Face aux vives réactions des habitants, le maire de Mussidan, François Lotterie, a annoncé une ouverture a minima de la piscine municipale pour cet été. La décision initiale de ne pas ouvrir l'équipement nautique, motivée par des problèmes de sécurité et de salubrité, avait provoqué un tollé dans la commune. Mercredi 23 avril, le maire et son équipe ont fait marche arrière, conscient de l'impopularité de cette mesure qui aurait privé toutes les générations de baignade et d'activités aquatiques en pleine canicule.
Une ouverture conditionnée par des travaux
François Lotterie précise qu'il s'agira d'une ouverture a minima, justifiée par l'état général des installations. Un bilan technique des services municipaux dresse un constat alarmant : la piscine, mise en eau pour la première fois en 1969, présente une dégradation structurelle et technique avancée. La remise aux normes nécessite des travaux lourds, incluant la réfection des plages et des abords (380 000 euros) et l'étanchéité du toit des vestiaires (60 000 euros). Ce total partiel de 440 000 euros n'inclut pas la rénovation du système technique vieillissant, ce qui porterait la facture à au moins 700 000 euros. À titre de comparaison, le budget annuel de fonctionnement de la piscine est de 100 000 euros en 2025, pour des recettes annuelles de seulement 12 000 euros.
Des réparations limitées à la sécurité
La piscine n'ouvrira qu'après la réalisation des travaux, qui se limiteront aux réparations indispensables pour garantir la sécurité des usagers et du personnel.

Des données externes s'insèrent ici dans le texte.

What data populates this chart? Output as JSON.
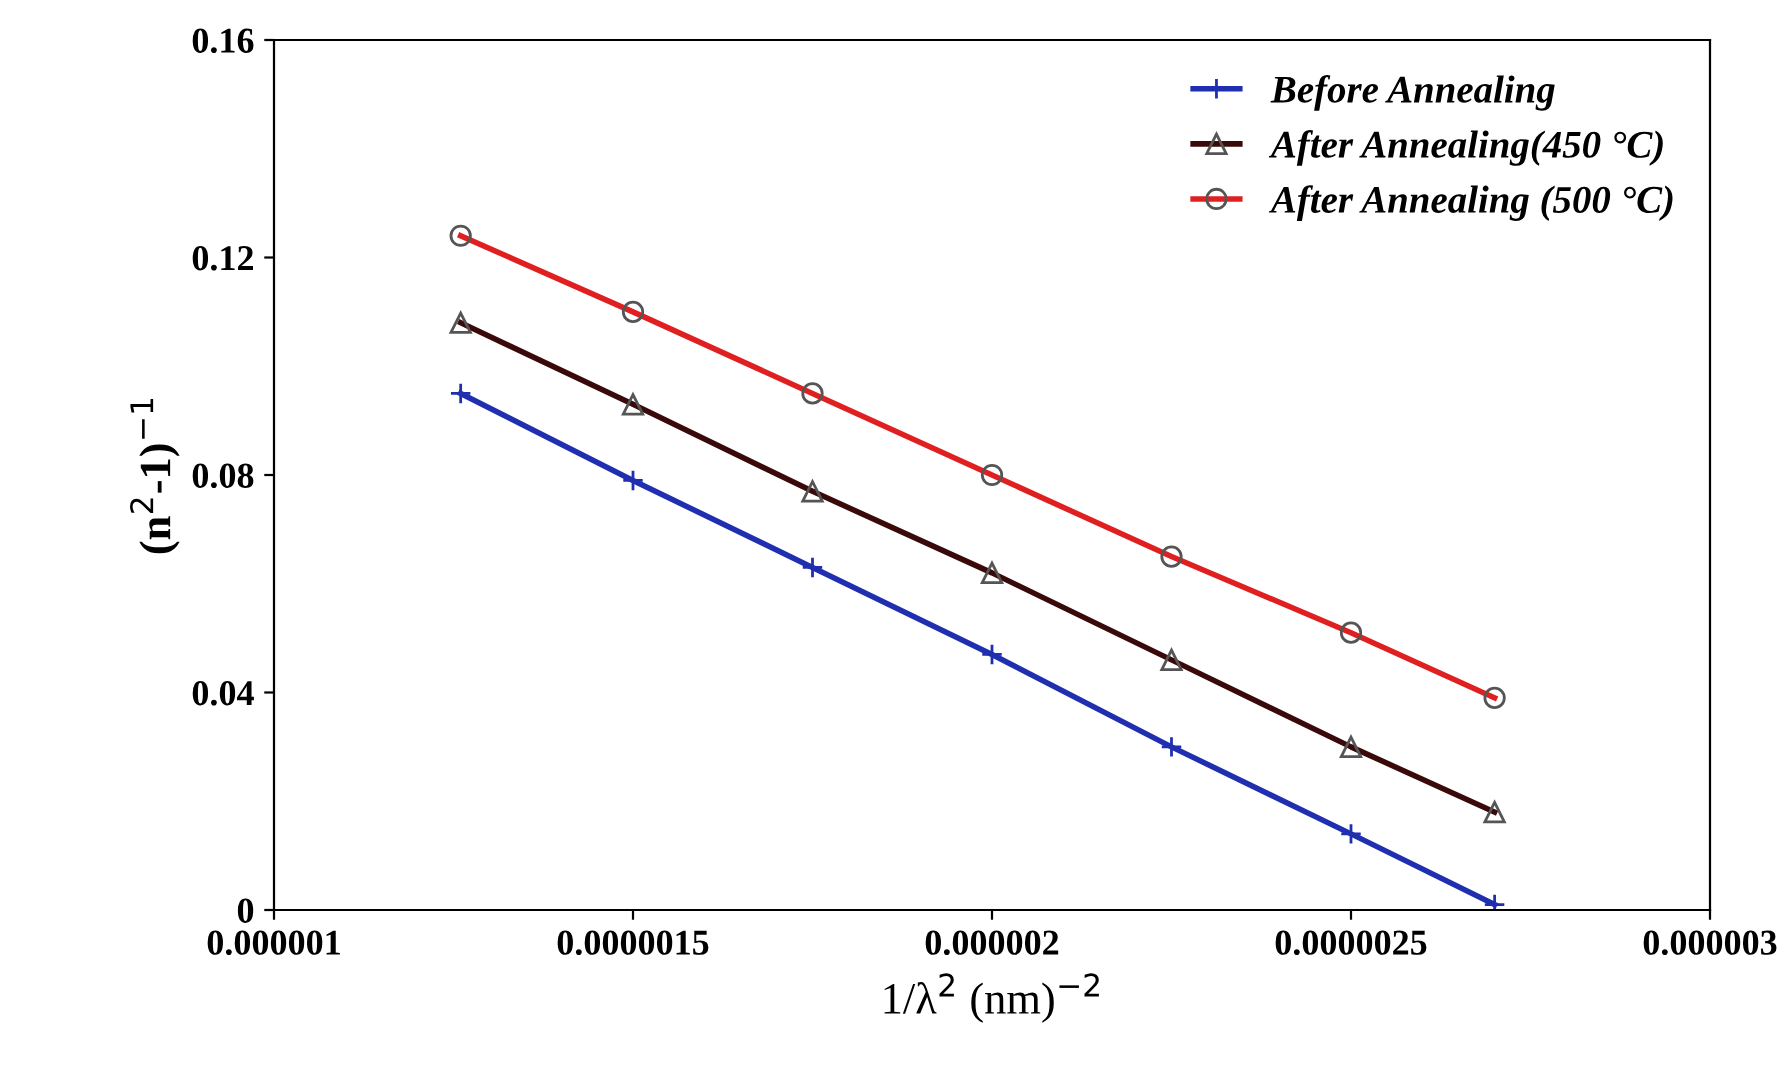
{
  "chart_data": {
    "type": "line",
    "xlabel": "1/λ$^{2}$ (nm)$^{−2}$",
    "ylabel": "(n$^{2}$-1)$^{−1}$",
    "xlim": [
      1e-06,
      3e-06
    ],
    "xticks": [
      {
        "value": 1e-06,
        "label": "0.000001"
      },
      {
        "value": 1.5e-06,
        "label": "0.0000015"
      },
      {
        "value": 2e-06,
        "label": "0.000002"
      },
      {
        "value": 2.5e-06,
        "label": "0.0000025"
      },
      {
        "value": 3e-06,
        "label": "0.000003"
      }
    ],
    "ylim": [
      0,
      0.16
    ],
    "yticks": [
      0,
      0.04,
      0.08,
      0.12,
      0.16
    ],
    "x": [
      1.26e-06,
      1.5e-06,
      1.75e-06,
      2e-06,
      2.25e-06,
      2.5e-06,
      2.7e-06
    ],
    "series": [
      {
        "name": "Before Annealing",
        "color": "#1f2fb0",
        "marker": "cross",
        "values": [
          0.095,
          0.079,
          0.063,
          0.047,
          0.03,
          0.014,
          0.001
        ]
      },
      {
        "name": "After Annealing(450 °C)",
        "color": "#3a0a0a",
        "marker": "triangle",
        "values": [
          0.108,
          0.093,
          0.077,
          0.062,
          0.046,
          0.03,
          0.018
        ]
      },
      {
        "name": "After Annealing (500 °C)",
        "color": "#e02020",
        "marker": "circle",
        "values": [
          0.124,
          0.11,
          0.095,
          0.08,
          0.065,
          0.051,
          0.039
        ]
      }
    ],
    "grid": false,
    "legend": "top right",
    "line_style": "solid"
  }
}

Certaines zones, comme la terrasse, ne seront pas accessibles au public. François Lotterie souligne l'impossibilité de financer des investissements importants au vu de l'état des finances communales, confirmé par un audit alarmant de la Cour régionale des comptes. Depuis longtemps, les élus constatent que les usagers de la piscine ne viennent pas uniquement de la commune et défendent l'idée d'intégrer la gestion de l'équipement dans les compétences communautaires, jusqu'à présent sans succès.